I thought at one point that I should do more research, but I worried that it would just stop my fiction process, and become more of an essay about the adoption process. There’s obviously a lot of powerful, emotional stories about adoption out there. I felt like it could take a lifetime to really dig in.
Q: In the story, the baby is named Bonacieux, after a character in “The Three Musketeers,” because Maria’s mom is an Alexandre Dumas scholar at UNC. How do you pronounce that?
A: It’s funny you ask, (as I was) getting ready to do “The State of Things” (on WUNC) I thought: I’ve got to call Rosecrans – he speaks French – and make sure I have the pronunciation right.
One interesting thing I learned, from the birth mother I talked to, is that parents planning to give up a child for adoption will often give them really odd names or weird spellings so that they’re easy to Google later, if they want to find them.
I couldn’t believe that was a thing.

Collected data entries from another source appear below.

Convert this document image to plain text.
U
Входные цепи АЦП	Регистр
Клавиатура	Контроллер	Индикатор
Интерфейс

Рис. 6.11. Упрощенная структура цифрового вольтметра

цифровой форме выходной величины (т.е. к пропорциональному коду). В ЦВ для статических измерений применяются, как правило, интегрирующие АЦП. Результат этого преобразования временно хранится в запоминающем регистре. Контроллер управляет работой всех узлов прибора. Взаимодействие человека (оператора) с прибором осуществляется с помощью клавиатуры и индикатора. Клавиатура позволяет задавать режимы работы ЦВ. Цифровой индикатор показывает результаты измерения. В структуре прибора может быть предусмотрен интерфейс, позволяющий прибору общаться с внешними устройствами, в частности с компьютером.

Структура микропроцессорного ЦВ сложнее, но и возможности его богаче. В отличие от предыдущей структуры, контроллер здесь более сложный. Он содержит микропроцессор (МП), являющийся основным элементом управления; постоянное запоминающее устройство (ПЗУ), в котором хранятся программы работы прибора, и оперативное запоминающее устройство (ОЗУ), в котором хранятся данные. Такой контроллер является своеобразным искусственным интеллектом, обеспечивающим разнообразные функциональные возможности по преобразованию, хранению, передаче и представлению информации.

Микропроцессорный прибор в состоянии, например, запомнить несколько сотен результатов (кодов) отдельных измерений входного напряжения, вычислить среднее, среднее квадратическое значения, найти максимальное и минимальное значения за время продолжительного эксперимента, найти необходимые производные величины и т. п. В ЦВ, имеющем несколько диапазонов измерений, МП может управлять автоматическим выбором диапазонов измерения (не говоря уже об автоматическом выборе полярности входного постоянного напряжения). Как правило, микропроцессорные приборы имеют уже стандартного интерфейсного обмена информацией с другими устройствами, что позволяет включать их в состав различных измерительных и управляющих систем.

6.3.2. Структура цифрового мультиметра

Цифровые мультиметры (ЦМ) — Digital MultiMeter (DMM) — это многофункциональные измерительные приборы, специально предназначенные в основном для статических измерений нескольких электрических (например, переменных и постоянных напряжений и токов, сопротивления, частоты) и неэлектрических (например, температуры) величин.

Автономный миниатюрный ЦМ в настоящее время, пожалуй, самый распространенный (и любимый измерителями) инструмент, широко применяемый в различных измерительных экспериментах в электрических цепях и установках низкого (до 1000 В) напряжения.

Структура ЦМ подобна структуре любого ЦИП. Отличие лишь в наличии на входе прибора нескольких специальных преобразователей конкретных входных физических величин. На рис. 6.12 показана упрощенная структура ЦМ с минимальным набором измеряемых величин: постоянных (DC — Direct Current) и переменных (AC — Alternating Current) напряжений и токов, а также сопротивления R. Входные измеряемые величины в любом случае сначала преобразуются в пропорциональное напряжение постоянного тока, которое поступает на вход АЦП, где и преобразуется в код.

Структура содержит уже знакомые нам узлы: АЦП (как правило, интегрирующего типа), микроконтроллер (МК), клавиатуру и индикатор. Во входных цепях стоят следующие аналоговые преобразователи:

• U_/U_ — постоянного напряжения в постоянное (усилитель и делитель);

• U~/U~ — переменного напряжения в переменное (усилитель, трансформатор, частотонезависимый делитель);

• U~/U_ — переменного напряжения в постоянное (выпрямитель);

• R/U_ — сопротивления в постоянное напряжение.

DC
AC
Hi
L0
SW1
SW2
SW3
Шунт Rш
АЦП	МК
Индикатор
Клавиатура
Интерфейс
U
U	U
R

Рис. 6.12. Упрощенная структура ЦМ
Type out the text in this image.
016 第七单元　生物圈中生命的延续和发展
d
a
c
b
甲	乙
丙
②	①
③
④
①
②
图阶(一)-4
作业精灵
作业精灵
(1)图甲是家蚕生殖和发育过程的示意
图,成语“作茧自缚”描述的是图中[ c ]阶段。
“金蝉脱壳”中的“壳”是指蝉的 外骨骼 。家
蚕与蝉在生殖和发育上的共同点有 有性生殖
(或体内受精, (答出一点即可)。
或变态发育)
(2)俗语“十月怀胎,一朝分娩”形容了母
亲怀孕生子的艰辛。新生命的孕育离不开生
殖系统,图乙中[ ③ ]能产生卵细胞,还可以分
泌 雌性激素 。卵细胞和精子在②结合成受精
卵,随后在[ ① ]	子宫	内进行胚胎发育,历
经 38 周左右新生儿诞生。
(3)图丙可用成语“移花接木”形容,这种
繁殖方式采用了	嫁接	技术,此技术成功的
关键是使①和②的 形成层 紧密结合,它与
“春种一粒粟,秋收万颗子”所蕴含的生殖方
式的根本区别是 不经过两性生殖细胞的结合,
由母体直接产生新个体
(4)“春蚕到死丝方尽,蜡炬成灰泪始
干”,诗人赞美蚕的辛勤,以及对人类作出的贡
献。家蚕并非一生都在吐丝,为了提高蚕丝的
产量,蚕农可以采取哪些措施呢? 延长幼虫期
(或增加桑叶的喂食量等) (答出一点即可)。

That would have never, ever, ever crossed my mind. It made me think about the whole modern situation of adoption, and that comes into play in the book. And it speaks to the consciousness of a 19-year-old in today’s world. That’s the fun of fiction right there, getting this thing out into a story that I would have never thought of on my own.
Q: Now that you’re in the academic world, how do you like teaching?
A: I love teaching. I really do. I think if I hadn’t found a way to teach creative writing at the college level, I would have tried to get there through a traditional Ph.D., or just taught at the secondary school.
It suits my personality. I’m comfortable talking to people. And it’s really great me for me. Because fiction writers, you know, it can get really lonely. You spend hours alone just imaging things. So for me, it’s great to have an excuse to go into a room full of other people who are totally ready to talk about fiction.
I’ve had this experience before – several times with the new book – where I’m giving a student advice about writing fiction and I have an epiphany about what I’m working on. I do things in my writing that are the exact thing I’m telling my students to avoid doing. The exact thing. It’s so hard to get perspective on your own writing. Classes help keep me thinking about the craft.
So yeah, I just love it. For example, I’ve been sitting here this morning writing a lecture on “The Great Gatsby” and it’s like – I just can’t believe I get to spend my morning this way.